Kickboxer - Il nuovo guerriero (di M. DiSalle e D. Worth, 1989)

Creato il 09 maggio 2013 da Frank_romantico @Combinazione_C

Dopo un periodo di prolungata assenza, eccomi di nuovo qui. Dovete scusarmi, ma la vita reale a volte morde e non lascia il tempo per respirare, figuriamoci per scrivere. Eppure la lontananza a volte chiarisce le idee, mette a dura prova i sentimenti e se sono tornato vuol dire che in fondo di stare qui non ne posso fare a meno. Però, visto che il tempo avuto a disposizione è stato veramente poco, non sono riuscito a vedere (o ad ascoltare, o a leggere) nulla di nuovo. Nulla tranne Kickboxer - Il nuovo guerriero. Ecco, lo ammetto (ma forse in passato lo avevo già rivelato): quando ero bambino andavo matto per i film di Jean-Claude Van Damme. Non me ne vergogno, han fatto parte della mia formazione. Certo, a guardarli adesso quegli stessi film sembrano ridicoli, probabilmente lo sono, e la stessa sensazione si prova riguardando Kickboxer. Alla fin fine la ricetta è sempre la stessa e il piatto è il solito a base di combattimenti, tornei, allenamenti e arti marziali. In questo caso siamo nel 1989, due anni dopo il debutto ufficiale Senza Esclusione di Colpi, quattro anni prima della rinasciata al fianco di John Woo in Senza Tregua
Kurt, fratello di un campione di arti marziali rimasto paralizzato in seguito a un combattimento, si impegna in un massacrante allenamento. Obiettivo: battere Tong Po, il campione thailandese responsabile dell'infermità del fratello.
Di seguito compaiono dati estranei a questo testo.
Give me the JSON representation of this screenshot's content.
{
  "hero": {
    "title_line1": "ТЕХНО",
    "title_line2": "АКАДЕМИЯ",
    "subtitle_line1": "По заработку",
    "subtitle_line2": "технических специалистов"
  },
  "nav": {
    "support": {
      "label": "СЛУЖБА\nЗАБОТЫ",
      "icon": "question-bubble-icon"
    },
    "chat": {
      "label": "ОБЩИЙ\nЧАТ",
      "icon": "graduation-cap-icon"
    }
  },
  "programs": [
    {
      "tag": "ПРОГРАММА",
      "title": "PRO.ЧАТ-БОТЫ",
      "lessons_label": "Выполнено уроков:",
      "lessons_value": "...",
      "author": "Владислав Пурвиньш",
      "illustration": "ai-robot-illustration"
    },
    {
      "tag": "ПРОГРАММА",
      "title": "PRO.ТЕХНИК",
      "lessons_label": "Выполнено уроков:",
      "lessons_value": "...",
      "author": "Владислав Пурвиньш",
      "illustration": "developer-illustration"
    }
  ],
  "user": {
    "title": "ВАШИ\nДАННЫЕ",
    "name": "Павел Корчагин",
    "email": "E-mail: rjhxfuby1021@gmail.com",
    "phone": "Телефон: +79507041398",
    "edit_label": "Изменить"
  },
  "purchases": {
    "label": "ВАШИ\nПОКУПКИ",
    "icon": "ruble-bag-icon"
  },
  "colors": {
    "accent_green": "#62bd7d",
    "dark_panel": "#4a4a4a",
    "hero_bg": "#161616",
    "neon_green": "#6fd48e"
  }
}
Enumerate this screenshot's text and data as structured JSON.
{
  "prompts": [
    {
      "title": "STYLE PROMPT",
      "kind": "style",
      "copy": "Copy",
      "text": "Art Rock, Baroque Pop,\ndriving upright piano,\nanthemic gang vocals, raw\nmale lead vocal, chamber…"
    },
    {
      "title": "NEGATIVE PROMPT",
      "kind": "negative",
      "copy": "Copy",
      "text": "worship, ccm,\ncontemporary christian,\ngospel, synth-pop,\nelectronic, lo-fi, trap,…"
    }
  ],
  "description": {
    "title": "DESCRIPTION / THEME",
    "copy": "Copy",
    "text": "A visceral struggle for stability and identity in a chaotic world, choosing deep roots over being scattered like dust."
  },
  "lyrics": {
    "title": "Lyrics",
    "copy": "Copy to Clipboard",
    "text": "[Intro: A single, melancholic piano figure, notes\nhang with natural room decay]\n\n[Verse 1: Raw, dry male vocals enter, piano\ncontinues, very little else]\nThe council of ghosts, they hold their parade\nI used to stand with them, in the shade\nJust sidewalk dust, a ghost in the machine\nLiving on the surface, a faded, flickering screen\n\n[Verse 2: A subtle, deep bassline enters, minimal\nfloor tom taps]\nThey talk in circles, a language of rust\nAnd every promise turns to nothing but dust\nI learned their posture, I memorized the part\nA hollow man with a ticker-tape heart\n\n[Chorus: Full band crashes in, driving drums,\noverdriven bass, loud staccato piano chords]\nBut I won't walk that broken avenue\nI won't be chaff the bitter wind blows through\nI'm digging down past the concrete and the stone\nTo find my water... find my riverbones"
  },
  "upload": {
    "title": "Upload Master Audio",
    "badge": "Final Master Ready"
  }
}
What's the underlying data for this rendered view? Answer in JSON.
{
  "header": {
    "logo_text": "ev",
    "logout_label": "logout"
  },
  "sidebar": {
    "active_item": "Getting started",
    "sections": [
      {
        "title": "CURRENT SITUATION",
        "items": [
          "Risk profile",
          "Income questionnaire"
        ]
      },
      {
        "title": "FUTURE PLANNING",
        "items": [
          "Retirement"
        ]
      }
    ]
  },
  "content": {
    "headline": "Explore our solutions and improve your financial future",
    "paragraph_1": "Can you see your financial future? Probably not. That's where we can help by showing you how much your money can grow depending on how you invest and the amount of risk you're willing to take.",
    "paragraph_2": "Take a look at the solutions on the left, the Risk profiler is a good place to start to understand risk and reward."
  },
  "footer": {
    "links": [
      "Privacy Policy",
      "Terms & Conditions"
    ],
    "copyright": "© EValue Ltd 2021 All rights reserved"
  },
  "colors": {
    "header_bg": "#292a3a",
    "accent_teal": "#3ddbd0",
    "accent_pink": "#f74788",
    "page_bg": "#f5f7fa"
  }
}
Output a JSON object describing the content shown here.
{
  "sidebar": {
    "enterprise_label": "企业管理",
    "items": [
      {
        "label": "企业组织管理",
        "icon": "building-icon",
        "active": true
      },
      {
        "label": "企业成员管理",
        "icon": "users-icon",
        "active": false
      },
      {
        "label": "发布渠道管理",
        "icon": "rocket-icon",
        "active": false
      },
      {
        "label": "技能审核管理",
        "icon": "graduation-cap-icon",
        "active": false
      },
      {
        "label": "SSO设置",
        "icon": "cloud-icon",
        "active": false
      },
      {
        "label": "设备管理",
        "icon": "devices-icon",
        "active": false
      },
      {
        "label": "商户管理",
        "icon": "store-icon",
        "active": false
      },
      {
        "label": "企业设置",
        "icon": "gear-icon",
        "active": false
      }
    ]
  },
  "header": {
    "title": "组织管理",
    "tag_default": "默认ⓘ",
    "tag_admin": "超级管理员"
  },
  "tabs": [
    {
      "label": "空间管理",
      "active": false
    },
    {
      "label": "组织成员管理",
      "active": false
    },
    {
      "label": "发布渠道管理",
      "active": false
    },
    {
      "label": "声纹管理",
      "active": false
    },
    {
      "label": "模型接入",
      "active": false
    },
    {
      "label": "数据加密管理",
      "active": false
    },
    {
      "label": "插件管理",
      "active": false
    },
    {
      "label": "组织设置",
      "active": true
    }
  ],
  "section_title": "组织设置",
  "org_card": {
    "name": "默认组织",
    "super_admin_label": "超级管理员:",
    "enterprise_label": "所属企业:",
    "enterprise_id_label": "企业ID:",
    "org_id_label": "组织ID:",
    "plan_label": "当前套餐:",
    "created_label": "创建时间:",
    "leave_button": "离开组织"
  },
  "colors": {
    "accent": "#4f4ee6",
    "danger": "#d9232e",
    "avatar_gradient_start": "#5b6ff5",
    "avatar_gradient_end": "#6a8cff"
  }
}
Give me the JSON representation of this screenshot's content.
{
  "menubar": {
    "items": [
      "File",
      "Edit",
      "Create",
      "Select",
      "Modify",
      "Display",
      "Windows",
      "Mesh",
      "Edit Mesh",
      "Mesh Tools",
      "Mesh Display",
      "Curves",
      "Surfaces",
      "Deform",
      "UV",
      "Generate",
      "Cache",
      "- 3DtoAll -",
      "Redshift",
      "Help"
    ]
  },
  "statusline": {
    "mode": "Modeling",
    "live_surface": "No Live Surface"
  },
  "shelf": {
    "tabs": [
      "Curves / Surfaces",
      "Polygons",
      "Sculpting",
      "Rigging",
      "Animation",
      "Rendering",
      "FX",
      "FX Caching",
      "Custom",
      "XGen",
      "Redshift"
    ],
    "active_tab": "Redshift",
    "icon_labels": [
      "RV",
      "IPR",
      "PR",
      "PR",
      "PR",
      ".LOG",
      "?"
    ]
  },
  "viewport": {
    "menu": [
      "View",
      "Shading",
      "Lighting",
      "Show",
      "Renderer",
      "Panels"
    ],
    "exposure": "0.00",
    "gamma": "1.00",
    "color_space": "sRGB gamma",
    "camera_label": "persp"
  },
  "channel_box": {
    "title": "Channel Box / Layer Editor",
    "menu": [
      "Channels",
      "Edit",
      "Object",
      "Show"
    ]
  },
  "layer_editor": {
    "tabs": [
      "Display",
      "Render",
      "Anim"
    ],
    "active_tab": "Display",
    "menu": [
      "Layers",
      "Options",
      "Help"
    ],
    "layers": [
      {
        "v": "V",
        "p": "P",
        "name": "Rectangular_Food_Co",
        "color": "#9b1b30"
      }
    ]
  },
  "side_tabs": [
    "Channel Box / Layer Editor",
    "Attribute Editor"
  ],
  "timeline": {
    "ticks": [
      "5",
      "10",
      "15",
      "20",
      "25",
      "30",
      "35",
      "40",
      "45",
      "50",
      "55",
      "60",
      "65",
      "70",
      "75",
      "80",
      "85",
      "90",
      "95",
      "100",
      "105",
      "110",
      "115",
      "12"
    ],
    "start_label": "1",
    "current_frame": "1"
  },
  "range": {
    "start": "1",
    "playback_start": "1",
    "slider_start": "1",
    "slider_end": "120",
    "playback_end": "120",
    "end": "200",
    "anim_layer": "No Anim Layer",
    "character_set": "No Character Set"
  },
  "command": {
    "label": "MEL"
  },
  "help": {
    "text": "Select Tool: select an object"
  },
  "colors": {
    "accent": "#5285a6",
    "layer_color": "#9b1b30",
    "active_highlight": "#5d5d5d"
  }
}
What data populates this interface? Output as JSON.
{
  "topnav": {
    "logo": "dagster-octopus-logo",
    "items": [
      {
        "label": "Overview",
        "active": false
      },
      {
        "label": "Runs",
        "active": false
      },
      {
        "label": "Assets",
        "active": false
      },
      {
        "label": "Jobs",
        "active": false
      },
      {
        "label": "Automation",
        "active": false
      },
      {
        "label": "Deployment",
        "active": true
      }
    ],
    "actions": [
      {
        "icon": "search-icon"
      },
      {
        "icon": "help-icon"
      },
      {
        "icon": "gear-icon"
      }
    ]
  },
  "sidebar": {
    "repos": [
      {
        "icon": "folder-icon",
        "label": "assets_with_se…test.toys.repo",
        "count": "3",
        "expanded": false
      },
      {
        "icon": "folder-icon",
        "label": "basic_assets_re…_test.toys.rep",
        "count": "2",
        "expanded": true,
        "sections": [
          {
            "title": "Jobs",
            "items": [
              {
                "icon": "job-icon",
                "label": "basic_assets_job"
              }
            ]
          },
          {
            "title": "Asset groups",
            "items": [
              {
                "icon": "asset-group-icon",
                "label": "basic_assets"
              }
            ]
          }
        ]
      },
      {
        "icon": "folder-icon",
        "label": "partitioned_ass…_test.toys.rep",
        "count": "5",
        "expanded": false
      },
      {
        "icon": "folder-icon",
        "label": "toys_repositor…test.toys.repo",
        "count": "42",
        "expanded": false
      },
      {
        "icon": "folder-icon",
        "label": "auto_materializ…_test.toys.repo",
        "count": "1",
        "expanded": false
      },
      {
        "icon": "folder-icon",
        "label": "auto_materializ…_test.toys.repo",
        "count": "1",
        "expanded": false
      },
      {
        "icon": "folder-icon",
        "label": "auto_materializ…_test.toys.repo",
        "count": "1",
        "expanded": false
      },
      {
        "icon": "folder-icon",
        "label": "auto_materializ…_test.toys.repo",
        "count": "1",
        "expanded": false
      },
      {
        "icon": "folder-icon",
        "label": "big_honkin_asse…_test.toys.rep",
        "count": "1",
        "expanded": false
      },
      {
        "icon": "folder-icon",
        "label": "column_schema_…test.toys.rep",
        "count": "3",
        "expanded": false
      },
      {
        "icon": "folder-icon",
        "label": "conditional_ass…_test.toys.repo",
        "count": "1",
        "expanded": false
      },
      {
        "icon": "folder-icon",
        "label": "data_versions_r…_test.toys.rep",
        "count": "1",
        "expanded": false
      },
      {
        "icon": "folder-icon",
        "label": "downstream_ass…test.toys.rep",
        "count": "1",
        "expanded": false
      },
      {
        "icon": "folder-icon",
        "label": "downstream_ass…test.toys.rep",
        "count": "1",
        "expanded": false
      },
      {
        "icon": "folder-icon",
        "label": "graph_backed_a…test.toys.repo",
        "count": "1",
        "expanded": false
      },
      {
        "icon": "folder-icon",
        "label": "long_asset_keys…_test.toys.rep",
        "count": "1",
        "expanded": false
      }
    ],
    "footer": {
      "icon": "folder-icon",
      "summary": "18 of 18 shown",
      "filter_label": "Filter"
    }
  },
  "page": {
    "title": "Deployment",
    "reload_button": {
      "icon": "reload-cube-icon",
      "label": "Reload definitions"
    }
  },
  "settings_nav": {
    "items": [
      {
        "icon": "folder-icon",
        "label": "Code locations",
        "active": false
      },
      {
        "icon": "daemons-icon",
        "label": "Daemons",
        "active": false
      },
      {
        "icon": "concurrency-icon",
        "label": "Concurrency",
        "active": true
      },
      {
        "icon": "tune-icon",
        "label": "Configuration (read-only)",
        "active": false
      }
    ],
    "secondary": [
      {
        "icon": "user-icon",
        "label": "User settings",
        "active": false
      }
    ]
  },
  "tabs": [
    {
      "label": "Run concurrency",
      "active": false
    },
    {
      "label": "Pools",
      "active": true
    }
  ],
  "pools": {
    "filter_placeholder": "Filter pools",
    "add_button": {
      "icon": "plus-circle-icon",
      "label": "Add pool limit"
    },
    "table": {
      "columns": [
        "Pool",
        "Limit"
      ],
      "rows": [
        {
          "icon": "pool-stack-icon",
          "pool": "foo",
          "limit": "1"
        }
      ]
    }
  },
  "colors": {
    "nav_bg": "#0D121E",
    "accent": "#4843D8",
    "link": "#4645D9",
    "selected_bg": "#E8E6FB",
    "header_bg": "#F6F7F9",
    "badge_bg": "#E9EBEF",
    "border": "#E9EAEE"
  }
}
Ecco, alla fine si tratta del solito meccanismo buoni contro cattivi: il buono perde, si allena e alla fine si scontra di nuovo col cattivo, questa volta sconfiggendolo. L'unica variazione sta nel (anch'esso classico) tema della vedetta che rende il film della coppia Mark DiSalle e David Worth una copia in salsa karate del più famoso Rocky IV. Qualcuno potrebbe obiettare che questo Kickboxer sia molto più vicino ai vari Karate Kid o Il Ragazzo dal Kimono d'Oro e anche questa affermazione non sarebbe poi così lontana dalla realtà. Se non fosse che il film con Van Damme - qui anche sceneggiatore (ahahah) - ha un taglio decisamente più adulto e violento, che il livello delle coreografie è decisamente alto così come quello attletico dei personaggi. E alla fin fine Kickboxer si rivela per quello che è: un film tipicamente anni '80, incredibilmente violento e spettacolare, privo di qualsiasi valore cinematografico. 
Poche cose rendono questo lungometraggio indimenticabile e una di queste è sicuramente Michel Qissi nel ruolo di Tong Po, un personaggio che è rinmasto ben ancorato nell'immaginario comune tanto da meritare di essere riproposto in uno dei quattro sequel dedicati al film.
Forse a 10-15 anni si bada all'essenza delle cose. A quell'età, quando guardi un film del genere, non pensi che avrebbero potuto scriverlo o giarlo in maniera diversa. Pensi alle mazzate che si danno i personaggi, ai calci rotanti e alle accrobazie. Non pensi nemmeno che quello del protagonista non sia Muay Thai ma una combinazione tra Muay Thai e Shotokan Karate (disciplina di cui Van Damme è campione e cintura nera). Semplicemente, non pensi. Con il senno di poi, con l'affinamento del gusto e il passare del tempo, il valore di certe pellicole viene pesantemente ridimensionato. Alla fin fine resta l'intrattenimento, le botte e la possibilità di assistere a qualcosa di piacevole nella propria inutilità e bruttezza. E in fondo si tratta di film cult, che mi hanno cresciuto e che guardo ancora con piacere e nostalgia. Anche se spesso sono solo l'occasione per permettere ad una star di esibirsi in calci rotanti e nell'immancabile spaccata.